On the BSCAH Urban Farm, we have a chicken coop with twelve egg-laying hens. This past week at the Stomp Out Obesity program, students from the Eagle Scholars Academy prepared a healthier version of egg salad using eggs that we gathered from the coop earlier that day. By using nonfat Greek yogurt to replace some of the mayonnaise, using more protein-rich egg whites than egg yolks, we made a much more nutritious version of the standard egg salad. This one has more protein and less fat and cholesterol, with a pop of color and extra pizazz from grated carrots and curry powder! Enjoy!
Egg Salad Sandwiches
8 large eggs
2 tablespoons mayonnaise
2 tablespoons plain yogurt
1 tablespoon mustard, or 1-2 teaspoons hot sauce (optional)
¼ teaspoon paprika* (see below for other options)
2 stalks celery sliced thinly** (see below for other options)
2 tablespoon finely chopped red onion, or sliced scallions
1 tablespoon finely chopped dill*** (see below for other options)
¼ teaspoon salt
black pepper to taste
4 whole wheat pita pockets, 8 slices whole wheat bread, toasted, or whole grain tortilla for a wrap version
1 tomato, sliced
lettuce leaves
Place eggs in a single layer in the bottom of a medium pot. Fill with cold water so that the eggs are covered by 1 inch. Bring to a boil and then turn off heat. Cover pot and let stand 15 minutes. In the meantime, prepare an ice bath (large bowl of ice and cold water). After the 15 minutes have passed, remove eggs and place in ice bath to stop from cooking further. When cool enough to handle, peel each egg.

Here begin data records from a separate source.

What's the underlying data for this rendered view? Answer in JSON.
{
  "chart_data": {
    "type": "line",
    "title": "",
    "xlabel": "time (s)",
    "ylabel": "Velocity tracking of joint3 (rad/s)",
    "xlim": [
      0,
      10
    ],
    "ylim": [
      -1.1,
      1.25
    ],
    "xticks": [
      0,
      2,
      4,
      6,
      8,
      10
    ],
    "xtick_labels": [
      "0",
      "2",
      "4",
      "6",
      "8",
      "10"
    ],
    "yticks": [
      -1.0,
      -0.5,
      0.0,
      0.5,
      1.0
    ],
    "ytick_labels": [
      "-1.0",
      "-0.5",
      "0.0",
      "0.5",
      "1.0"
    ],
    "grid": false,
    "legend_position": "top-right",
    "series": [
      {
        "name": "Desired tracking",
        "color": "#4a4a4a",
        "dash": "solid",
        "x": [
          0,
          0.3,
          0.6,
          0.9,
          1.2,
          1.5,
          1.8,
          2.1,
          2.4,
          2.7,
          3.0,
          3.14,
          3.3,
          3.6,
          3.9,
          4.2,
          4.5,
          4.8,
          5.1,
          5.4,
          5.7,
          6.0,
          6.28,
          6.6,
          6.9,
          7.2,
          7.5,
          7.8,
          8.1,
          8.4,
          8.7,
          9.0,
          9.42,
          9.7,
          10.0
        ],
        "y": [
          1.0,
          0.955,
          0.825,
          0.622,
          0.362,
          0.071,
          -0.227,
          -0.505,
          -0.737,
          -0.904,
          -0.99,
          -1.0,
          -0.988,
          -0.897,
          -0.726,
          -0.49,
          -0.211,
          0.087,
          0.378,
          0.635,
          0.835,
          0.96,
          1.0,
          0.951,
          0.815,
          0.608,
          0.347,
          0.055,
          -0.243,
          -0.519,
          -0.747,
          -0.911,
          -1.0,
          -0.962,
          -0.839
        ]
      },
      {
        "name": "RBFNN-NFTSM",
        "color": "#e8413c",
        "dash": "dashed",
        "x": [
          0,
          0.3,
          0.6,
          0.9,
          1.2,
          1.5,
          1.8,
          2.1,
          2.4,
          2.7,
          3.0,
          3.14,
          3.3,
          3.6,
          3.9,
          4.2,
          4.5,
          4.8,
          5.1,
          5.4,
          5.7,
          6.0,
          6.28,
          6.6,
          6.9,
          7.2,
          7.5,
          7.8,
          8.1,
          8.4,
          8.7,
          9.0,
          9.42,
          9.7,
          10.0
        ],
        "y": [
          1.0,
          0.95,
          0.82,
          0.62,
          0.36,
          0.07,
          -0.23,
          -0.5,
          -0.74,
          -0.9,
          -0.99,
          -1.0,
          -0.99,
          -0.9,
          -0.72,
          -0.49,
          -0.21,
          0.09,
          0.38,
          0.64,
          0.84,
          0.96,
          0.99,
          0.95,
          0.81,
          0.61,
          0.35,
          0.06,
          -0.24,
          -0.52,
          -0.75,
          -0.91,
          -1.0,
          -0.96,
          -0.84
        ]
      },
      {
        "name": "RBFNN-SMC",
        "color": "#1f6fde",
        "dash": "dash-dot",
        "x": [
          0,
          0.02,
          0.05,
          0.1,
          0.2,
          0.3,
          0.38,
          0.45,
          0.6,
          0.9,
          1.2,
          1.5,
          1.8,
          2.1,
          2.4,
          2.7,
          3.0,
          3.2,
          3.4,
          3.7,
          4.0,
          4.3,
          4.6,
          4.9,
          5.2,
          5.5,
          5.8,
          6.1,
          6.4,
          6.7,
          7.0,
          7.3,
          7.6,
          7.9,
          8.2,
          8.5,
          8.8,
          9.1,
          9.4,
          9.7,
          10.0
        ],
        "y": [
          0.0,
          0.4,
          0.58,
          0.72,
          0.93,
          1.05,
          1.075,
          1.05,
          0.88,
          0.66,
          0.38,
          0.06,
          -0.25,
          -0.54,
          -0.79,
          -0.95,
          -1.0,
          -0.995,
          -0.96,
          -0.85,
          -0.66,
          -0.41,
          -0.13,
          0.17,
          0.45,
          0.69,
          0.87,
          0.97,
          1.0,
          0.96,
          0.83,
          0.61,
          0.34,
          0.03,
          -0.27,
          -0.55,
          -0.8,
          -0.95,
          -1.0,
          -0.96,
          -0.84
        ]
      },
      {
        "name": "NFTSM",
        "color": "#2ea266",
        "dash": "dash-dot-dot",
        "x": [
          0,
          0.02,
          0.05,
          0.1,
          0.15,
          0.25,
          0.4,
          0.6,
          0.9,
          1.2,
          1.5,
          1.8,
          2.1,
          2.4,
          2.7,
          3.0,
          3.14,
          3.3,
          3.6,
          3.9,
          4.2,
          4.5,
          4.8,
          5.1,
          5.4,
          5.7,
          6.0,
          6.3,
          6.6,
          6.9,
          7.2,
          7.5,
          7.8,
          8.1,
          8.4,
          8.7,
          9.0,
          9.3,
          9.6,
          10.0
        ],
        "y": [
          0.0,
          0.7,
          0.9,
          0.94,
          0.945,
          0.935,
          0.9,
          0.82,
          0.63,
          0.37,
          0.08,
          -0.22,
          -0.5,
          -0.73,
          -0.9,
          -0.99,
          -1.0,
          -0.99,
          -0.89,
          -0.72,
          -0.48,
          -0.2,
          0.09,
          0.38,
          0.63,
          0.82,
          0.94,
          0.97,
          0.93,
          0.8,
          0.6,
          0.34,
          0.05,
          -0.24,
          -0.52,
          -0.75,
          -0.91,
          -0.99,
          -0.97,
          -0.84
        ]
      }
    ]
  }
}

Separate the whites from the yolks. Add 4 yolks to a medium mixing bowl. Discard the remaining 4 yolks or save for a later use. Add the mayonnaise, yogurt, mustard, and paprika to the mixing bowl. Mash with the back of a fork until well-combined. Stir in the celery, onion, and dill. Roughly chop the egg whites and stir in with everything else. Season with salt and pepper to taste.

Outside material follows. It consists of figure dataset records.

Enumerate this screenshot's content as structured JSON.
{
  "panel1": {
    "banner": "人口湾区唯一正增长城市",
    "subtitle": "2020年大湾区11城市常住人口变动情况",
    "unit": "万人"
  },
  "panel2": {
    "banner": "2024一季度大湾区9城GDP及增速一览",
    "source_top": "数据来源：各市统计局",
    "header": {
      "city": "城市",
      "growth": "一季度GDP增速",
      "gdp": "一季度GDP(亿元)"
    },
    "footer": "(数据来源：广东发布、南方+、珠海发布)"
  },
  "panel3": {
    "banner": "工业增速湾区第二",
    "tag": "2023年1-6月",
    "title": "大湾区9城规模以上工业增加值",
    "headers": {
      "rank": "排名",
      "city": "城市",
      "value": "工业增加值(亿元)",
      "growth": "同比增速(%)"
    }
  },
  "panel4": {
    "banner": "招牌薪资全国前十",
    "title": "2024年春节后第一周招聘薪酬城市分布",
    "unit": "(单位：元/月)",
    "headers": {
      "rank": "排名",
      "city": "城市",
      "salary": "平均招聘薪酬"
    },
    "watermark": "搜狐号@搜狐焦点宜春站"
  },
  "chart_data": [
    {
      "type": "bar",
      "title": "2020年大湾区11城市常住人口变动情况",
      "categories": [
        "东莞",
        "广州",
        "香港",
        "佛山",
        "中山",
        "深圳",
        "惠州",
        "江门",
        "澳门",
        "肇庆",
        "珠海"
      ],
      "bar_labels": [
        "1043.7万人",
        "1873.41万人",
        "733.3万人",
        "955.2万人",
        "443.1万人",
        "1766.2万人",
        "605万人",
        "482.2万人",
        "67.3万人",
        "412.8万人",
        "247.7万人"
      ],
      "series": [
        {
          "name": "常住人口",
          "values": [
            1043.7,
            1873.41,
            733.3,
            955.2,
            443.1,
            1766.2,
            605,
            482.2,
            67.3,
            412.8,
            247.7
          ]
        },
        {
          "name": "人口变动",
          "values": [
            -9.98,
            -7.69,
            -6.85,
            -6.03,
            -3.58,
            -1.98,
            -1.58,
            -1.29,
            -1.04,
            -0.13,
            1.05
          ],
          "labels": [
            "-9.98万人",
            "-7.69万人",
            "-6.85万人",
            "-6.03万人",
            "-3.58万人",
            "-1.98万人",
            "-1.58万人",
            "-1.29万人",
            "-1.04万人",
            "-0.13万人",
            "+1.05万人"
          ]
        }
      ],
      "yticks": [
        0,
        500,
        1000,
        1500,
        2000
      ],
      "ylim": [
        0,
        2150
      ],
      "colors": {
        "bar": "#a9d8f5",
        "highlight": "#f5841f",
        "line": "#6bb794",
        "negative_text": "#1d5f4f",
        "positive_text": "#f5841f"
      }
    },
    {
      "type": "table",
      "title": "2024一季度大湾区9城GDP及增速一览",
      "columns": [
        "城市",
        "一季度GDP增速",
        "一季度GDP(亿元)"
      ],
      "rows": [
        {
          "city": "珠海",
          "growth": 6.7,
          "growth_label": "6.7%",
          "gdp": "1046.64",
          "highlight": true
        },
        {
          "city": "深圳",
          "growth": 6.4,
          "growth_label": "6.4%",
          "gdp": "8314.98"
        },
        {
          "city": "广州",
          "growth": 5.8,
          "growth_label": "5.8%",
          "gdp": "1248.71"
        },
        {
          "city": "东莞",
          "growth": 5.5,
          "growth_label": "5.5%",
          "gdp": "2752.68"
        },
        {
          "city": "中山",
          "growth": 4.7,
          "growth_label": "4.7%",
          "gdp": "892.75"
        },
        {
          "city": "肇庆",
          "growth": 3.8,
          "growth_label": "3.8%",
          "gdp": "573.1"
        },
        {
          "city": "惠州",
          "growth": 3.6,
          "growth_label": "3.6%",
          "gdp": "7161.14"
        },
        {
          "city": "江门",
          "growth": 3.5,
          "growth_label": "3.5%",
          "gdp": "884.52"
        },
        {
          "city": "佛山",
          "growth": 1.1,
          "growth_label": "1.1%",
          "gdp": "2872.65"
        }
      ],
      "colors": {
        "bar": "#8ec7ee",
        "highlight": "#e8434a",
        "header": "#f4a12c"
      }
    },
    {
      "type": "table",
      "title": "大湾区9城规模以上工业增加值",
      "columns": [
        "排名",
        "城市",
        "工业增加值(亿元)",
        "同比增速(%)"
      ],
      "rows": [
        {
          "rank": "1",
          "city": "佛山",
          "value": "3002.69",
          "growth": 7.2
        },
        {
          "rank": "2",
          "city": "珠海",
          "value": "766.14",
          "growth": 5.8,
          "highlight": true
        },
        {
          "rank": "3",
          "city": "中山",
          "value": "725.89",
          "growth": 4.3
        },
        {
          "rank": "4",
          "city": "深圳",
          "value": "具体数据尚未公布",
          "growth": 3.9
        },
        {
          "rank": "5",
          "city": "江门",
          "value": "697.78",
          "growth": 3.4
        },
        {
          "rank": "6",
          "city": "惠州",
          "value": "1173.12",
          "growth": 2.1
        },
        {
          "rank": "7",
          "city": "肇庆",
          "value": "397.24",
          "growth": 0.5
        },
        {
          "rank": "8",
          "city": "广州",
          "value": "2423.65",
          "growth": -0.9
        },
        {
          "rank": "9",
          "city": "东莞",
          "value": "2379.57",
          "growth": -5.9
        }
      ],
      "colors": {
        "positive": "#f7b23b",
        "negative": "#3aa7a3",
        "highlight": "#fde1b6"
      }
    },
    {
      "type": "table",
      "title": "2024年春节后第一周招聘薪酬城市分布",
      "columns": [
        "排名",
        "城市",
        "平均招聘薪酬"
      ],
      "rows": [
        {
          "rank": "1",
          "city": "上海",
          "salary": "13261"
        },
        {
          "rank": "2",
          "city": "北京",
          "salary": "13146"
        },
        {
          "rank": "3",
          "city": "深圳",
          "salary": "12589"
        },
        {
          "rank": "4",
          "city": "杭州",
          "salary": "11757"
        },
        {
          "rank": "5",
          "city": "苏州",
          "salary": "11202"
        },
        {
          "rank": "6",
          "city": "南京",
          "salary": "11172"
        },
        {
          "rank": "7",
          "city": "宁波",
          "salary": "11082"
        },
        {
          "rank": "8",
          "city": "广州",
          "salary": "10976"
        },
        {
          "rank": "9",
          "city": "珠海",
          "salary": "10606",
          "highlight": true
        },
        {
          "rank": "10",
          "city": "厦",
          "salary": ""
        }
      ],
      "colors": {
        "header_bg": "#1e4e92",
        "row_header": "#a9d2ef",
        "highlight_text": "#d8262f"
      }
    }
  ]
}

Assemble each sandwich by first placing some lettuce, scoop the egg salad mixture on top and finish off with a slice of tomato.
* Alternative spice additions could be curry powder, celery salt, chili powder, or garlic powder and should be added to taste.
**You could substitute part or all of the celery for bell pepper, diced cucumber with the seeds removed, or shredded carrots. For a unique version try adding a small shredded beet, it will turn the salad bright pink!
***Alternative fresh herb additions could be basil, parsley, chives or tarragon.